Friday, 13 April 2012

Not your everyday pic-i-nic Basket

Nice Day for a Picnic
Yogi, where's the Picnic Basket?
It was a Pot Luck Picnic Perfect day on the mountain!  We all decided, thanks to the warm air and sunshine that it was time for a picnic lunch.  We were told of a place above Outrider Run (a mountain bike hide a way) in secluded treed area overlooking the lower runs.  "Perrrfect"
Don't Shake the bottle!!!

A Celebration
A group of us gathered (not hard when there is good food at large) on Easter Monday.  It was Dico and Lindsay's last day of skiing before they return to P.E.I. and a great way to celebrate the beginning of their marriage together.....with Champagne!  And yes, don't shake the bottle.   Too late...........

Lindsay, Bobbi, Myself, Linda

 Bobbi had carved snow seats for us while she was waiting for us to arrive.  A custom fit seat at that!  A bit of shovelling and a bit of bum wiggling for extra comfort.  Plenty of food and a great afternoon with friends. There wasn't much skiing happening this afternoon.  The warm weather has created heavy snow, and the best skiing is early in the morning, so we ski hard in the a.m. and we are rewarded.

Ed, Hugh, Rod, Barry, Bob & Bob (the pusher)

Everyone is having a bit of fun in the sun.   Lets put together a Bob sled team!!!  We have the manpower.   Does anyone have a sled?  We have the snow....  Myself?....  I'll be the judge.  These guys are determined.  That bench will not move no matter how hard they try.  

With only a few days of skiing left you have to use your imagination and skill as we decend down the hill. 

Remember sliding down on shovels?  An the annual Slush Cup?  Water skiing at its best.

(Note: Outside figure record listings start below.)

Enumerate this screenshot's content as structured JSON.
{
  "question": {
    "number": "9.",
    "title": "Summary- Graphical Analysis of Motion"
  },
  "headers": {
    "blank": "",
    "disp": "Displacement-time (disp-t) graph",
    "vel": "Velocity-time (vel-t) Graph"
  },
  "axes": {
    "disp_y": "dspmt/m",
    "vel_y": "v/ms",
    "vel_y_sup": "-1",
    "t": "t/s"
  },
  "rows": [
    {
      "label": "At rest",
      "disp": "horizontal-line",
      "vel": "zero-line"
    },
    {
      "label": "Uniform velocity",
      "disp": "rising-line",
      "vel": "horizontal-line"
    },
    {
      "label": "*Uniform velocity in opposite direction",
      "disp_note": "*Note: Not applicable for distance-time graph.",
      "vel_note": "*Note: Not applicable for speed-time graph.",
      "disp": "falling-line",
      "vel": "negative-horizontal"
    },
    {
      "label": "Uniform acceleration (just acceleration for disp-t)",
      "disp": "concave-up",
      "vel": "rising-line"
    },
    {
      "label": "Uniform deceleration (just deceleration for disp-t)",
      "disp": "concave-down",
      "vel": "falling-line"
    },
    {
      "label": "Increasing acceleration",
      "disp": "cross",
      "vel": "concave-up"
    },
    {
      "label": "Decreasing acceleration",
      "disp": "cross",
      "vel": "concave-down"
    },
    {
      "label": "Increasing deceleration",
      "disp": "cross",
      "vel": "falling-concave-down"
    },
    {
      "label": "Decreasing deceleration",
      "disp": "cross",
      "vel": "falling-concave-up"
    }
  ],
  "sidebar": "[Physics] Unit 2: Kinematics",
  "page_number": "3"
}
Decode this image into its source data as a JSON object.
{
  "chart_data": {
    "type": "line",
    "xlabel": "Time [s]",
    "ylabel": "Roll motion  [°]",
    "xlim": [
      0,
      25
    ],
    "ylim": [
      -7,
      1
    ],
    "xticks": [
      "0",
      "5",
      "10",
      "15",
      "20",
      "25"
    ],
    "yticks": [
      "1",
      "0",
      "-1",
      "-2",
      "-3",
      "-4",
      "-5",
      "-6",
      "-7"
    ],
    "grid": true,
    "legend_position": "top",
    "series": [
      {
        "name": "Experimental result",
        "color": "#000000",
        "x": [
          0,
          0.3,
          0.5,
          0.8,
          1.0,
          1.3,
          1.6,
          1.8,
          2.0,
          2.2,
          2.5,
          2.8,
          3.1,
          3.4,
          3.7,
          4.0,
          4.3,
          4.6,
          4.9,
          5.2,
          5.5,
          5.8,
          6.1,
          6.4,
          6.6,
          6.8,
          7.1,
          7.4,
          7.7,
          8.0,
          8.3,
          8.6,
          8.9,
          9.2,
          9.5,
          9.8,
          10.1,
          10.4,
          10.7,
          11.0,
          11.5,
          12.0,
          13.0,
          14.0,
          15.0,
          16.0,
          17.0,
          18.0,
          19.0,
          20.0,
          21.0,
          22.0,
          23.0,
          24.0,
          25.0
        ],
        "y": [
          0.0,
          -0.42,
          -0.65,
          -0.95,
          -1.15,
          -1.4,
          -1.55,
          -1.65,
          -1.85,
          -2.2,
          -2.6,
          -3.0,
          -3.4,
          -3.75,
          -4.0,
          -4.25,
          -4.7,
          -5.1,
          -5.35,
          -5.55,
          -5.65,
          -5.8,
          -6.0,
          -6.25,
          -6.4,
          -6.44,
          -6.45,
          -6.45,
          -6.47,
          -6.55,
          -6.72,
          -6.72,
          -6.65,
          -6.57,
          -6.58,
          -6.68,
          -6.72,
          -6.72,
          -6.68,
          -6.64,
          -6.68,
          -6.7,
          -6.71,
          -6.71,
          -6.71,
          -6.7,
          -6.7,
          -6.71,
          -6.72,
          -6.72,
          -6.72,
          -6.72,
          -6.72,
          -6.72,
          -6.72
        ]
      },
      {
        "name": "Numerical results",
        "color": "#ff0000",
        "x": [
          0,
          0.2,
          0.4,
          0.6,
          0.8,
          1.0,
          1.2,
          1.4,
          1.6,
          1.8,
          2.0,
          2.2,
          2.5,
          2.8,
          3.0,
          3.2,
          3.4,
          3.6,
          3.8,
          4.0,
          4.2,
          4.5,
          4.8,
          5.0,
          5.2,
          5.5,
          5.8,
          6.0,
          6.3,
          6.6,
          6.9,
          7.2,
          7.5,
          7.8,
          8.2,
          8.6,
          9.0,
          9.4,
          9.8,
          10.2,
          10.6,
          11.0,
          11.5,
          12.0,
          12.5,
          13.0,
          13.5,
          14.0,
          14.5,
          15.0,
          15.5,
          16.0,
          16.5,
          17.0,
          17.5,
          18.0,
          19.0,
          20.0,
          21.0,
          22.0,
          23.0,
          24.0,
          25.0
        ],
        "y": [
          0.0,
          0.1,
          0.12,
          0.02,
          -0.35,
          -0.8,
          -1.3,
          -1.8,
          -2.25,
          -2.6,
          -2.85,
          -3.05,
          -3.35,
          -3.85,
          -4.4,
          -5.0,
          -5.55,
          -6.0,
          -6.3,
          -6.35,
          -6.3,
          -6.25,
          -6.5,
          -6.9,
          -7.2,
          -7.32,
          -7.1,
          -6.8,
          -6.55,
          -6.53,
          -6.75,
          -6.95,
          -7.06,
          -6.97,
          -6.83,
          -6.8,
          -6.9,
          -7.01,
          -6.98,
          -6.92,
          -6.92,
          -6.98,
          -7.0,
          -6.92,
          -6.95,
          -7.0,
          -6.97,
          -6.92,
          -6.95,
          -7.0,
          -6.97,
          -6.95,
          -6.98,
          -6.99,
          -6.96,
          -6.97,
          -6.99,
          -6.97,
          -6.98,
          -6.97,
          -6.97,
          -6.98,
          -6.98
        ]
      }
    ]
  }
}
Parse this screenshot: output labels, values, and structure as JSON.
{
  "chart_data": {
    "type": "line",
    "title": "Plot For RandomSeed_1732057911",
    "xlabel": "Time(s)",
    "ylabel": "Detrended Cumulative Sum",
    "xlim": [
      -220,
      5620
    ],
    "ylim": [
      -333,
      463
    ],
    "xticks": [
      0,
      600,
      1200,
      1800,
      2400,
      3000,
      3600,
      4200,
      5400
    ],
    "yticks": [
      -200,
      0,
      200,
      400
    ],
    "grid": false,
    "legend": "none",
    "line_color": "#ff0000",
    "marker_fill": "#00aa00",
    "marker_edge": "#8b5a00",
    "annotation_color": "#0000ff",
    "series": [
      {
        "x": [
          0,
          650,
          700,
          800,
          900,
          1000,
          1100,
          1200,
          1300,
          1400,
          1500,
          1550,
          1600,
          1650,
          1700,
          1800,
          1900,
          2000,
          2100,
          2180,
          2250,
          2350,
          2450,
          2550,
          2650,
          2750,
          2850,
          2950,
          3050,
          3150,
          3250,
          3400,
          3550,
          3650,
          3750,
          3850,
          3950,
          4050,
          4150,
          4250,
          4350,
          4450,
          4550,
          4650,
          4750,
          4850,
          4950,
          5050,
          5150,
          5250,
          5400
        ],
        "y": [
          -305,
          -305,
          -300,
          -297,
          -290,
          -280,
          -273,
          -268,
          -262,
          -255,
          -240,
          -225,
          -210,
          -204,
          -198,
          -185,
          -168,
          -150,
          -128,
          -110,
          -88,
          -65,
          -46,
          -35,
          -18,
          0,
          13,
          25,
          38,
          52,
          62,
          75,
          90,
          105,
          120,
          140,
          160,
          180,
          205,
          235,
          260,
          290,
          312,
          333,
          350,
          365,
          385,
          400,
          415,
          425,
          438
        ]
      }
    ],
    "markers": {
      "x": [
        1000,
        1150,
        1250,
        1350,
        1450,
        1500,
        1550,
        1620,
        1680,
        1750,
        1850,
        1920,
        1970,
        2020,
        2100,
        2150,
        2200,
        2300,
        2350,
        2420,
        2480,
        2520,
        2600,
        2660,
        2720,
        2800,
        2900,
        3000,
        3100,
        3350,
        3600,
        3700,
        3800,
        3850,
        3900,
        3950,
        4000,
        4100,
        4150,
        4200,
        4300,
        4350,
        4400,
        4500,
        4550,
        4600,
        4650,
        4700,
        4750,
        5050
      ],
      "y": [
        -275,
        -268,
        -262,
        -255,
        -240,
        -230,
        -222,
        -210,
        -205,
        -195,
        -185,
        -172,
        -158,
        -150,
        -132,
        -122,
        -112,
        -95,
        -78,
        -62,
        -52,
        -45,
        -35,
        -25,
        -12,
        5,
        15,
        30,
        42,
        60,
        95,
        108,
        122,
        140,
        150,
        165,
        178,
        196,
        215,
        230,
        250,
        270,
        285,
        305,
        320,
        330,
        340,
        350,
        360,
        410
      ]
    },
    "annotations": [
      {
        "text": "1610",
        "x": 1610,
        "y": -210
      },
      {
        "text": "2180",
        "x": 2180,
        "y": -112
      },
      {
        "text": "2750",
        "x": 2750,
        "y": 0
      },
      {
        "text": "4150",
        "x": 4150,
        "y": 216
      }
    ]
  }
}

Signs you are definitely over the edge:
  1. Seven strangers share your apartment from November till April.
  2. To save money for lift tickets, you stop buying lunch at the ski hill. Instead, you surreptitiously brown bag in the cafeteria.
  3. On road trips, you sleep in the car to save on lodging costs. When the weather gets cold, you move into a snow cave, dug in the distant reaches of the resort parking lot.
  4. Your résumé has several unexplained gaps.
  5. You choose your job solely based on its proximity to ski hills.
  6. You check the snow forecast more often than your e-mail.
  7. There are fences, gates and benches built from old skis outside your house.
  8. You expedite marriage plans expressly to sneak under the deadline for a family pass.
  9. You wrap Christmas presents with maps of the ski area.
  10. And, for the Bride and Groom:
  11. You wear ski pants to a wedding. They are the only black trousers you own.  And don't forget the rubber boots!
  12. The Maritimers'  They think of everything!!!